Il calcio italiano prova a leccarsi le ferite, ma l'onda d'urto del fallimento di Zenica si propaga inevitabilmente fino ai centri sportivi dei club di Serie A
Il calcio italiano prova a leccarsi le ferite, ma l'onda d'urto del fallimento di Zenica si propaga inevitabilmente fino ai centri sportivi dei club di Serie A. A Castel Volturno, l'aria frizzante per l'attesa del big match contro il Milan si è mescolata al piombo dell'eliminazione Mondiale. A fotografare l'umore dello spogliatoio azzurro ci ha pensato Pasquale Mazzocchi. Intervenuto ai microfoni di Radio CRC, l'esterno partenopeo non ha usato giri di parole per descrivere lo stato d'animo dei compagni rientrati dalla Bosnia, blindando al contempo la posizione del club: "C'è tanto rammarico per la mancata qualificazione. Ho visto anche i ragazzi che sono tornati distrutti psicologicamente, com'è giusto che sia. Ho letto le dichiarazioni del presidente De Laurentiis e mi lego alla sua linea".

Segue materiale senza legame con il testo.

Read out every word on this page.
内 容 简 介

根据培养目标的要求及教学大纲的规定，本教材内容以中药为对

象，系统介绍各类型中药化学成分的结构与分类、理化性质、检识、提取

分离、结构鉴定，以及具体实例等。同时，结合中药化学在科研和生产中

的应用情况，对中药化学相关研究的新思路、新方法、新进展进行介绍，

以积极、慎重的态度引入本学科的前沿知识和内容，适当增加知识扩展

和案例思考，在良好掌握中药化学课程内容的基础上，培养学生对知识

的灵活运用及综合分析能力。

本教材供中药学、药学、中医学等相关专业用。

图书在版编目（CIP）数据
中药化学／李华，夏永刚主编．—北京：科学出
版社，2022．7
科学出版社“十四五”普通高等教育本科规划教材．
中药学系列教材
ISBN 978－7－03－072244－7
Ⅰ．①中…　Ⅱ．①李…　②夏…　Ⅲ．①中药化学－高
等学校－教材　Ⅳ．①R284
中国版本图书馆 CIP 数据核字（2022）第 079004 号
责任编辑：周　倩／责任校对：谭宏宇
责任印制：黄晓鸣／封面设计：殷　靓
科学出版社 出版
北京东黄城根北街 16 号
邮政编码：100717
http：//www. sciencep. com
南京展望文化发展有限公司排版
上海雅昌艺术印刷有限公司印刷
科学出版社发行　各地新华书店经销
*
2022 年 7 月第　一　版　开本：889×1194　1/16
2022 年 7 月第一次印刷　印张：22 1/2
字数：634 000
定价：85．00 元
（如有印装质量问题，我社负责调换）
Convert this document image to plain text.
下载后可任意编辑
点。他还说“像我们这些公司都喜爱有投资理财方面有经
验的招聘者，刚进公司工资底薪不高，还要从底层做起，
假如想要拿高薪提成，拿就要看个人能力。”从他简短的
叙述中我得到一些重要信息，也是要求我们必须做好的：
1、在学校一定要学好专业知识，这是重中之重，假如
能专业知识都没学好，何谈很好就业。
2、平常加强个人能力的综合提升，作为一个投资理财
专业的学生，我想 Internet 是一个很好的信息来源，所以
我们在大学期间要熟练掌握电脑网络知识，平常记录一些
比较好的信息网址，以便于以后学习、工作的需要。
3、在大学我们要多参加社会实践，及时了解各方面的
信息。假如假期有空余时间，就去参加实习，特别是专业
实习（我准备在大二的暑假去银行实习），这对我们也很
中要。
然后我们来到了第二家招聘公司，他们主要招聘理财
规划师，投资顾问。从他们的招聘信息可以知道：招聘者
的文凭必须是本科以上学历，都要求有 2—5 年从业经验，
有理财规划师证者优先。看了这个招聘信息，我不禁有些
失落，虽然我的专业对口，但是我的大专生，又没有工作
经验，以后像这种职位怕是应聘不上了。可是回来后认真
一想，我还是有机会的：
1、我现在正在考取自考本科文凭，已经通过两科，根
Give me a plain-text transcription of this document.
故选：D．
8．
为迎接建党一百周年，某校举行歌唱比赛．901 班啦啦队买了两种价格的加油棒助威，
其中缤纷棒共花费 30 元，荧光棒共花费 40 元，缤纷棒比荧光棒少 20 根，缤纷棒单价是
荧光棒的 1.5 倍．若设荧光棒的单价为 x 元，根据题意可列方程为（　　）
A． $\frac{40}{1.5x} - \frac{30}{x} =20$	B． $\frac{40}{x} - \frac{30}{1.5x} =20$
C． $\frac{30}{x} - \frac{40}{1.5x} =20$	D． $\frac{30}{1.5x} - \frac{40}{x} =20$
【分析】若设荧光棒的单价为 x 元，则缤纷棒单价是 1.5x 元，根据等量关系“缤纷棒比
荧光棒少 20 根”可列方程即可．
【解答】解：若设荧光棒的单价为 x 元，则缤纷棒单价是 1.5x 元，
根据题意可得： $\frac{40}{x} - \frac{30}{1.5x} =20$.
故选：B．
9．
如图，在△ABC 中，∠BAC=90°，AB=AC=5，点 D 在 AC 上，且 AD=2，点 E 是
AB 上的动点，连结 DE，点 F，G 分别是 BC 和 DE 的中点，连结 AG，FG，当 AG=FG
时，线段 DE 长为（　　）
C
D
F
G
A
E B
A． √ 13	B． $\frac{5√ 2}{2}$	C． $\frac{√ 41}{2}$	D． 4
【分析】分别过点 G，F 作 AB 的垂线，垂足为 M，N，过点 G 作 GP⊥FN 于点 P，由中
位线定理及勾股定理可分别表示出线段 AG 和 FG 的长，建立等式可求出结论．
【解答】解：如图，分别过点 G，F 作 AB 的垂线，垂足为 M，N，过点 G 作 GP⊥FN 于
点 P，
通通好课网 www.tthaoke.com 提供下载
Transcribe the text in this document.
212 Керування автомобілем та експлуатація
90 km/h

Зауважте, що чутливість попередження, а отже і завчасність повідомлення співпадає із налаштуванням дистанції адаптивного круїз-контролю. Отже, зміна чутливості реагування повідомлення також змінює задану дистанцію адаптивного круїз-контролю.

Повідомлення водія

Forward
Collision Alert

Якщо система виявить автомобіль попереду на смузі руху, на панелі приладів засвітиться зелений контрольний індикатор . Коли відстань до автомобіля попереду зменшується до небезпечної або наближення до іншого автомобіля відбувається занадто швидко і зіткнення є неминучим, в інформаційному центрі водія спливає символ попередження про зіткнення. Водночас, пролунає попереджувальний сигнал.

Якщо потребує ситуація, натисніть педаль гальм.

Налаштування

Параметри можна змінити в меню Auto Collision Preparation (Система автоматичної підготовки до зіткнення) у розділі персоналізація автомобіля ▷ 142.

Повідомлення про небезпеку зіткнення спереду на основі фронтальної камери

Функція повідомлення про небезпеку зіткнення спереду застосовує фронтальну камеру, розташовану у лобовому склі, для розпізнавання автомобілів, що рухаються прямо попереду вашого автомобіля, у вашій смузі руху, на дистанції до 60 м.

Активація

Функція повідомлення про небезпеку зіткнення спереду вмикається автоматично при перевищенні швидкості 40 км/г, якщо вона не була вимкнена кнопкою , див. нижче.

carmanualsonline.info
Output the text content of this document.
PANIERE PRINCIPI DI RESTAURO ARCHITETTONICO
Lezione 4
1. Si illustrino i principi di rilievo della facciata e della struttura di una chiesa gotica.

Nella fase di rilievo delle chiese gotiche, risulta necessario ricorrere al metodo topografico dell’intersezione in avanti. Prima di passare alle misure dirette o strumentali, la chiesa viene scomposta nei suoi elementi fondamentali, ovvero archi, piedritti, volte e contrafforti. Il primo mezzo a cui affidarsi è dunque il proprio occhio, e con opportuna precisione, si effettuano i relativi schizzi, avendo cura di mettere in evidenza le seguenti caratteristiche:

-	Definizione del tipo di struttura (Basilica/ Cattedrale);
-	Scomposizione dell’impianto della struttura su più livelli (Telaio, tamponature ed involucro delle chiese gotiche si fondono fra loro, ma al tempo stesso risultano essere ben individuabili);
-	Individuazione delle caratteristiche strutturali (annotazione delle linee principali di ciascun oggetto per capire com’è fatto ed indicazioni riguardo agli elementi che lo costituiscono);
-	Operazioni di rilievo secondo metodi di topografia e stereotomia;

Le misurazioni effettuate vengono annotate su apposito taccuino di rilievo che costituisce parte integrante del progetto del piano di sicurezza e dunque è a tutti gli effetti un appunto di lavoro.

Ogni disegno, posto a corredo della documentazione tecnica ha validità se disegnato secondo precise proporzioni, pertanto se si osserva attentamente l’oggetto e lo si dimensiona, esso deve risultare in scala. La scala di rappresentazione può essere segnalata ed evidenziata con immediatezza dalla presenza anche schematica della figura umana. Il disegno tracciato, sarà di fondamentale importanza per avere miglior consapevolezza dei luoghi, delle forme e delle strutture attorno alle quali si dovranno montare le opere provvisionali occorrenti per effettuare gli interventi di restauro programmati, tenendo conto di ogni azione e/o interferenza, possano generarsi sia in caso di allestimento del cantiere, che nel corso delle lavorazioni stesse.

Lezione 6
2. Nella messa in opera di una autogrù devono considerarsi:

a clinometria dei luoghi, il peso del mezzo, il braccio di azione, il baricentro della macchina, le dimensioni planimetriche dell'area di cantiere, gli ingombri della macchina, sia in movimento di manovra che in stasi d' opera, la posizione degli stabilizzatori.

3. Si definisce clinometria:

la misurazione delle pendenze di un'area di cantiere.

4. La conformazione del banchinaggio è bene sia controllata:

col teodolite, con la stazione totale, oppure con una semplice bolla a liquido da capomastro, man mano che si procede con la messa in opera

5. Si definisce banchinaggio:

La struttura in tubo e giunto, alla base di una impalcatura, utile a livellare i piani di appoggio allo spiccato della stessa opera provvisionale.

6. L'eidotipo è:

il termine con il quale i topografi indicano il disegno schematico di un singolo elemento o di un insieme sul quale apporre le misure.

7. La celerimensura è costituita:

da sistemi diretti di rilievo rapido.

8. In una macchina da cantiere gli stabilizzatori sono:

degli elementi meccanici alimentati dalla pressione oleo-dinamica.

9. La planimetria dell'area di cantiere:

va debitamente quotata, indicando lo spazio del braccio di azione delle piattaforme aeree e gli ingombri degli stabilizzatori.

Il soldato Mazzocchi e la lezione di Conte: "Terzo di difesa o a piede invertito? Per questa maglia annullo i ruoli"
Digerito il lutto sportivo nazionale, l'imperativo in casa Napoli è trasformare la frustrazione in carburante per la sfida cruciale di Pasquetta contro il Diavolo. Il lavoro imposto da Antonio Conte durante la sosta è stato, come da tradizione, intenso e mirato a rimettere a lucido i muscoli di chi è rimasto in Campania, per poi riaccogliere i nazionali. "In questi giorni a Castel Volturno abbiamo lavorato tanto anche sul piano fisico — ha spiegato Mazzocchi —. Ovviamente sulla preparazione della gara ci siamo dedicati di più negli ultimi giorni, perché da poco ci siamo riuniti tutti. Ci attende una bella sfida. Sono rientrati tutti molto carichi, anche se con un po' di stanchezza all'inizio ovviamente: stanno tornando tutti in forma per affrontare questa grande partita".
La sfida del Maradona non è un semplice snodo di calendario, ma il viatico per l'ultimo, rovente scorcio di stagione. Un rettilineo finale in cui il Napoli si giocherà il tutto per tutto per blindare la zona Champions e insidiare la vetta. L'approccio mentale richiesto è quello delle finali consecutive: "Mancano poche gare ormai alla fine della stagione, è come se fosse un mini-campionato. Dovremo affrontare le prossime partite con il massimo delle forze e contare gli uni sugli altri. In partite come Napoli-Milan, al di là dell'aspetto tecnico-tattico, bisogna metterci tanto entusiasmo: affrontiamo una grande squadra e dobbiamo divertirci e dare il massimo".
L'analisi sull'avversario rossonero, che arriverà a Napoli con il dente avvelenato e il recupero di pedine fondamentali come Leao, è lucida e pragmatica: "È una squadra che ha tanti pregi, ma anche difetti: noi stiamo preparando la partita sia in fase difensiva che offensiva, perché hanno giocatori importanti".
A fare la differenza, in una squadra forgiata dai dettami di Antonio Conte, è però la totale disponibilità al sacrificio e all'adattamento tattico. Dalla variante dei quinti di centrocampo a piede invertito fino alla possibilità di scalare come braccetto nella difesa a tre, Mazzocchi incarna alla perfezione il prototipo del "soldato" contiano, pronto ad azzerare le proprie preferenze individuali sull'altare del bene comune: "Conte oggi sta usando i quinti a piede invertito, ma i nostri compiti alla fine sono sempre gli stessi. Ovviamente, però, tutto dipende anche da come va la gara e poi il mister fa le sue scelte: noi siamo sempre a disposizione per la squadra sia a livello offensivo che difensivo. Io terzo di difesa? Sono a disposizione per fare tutto. Quando indosso questa maglia nella mia testa è come se non avessi ruoli".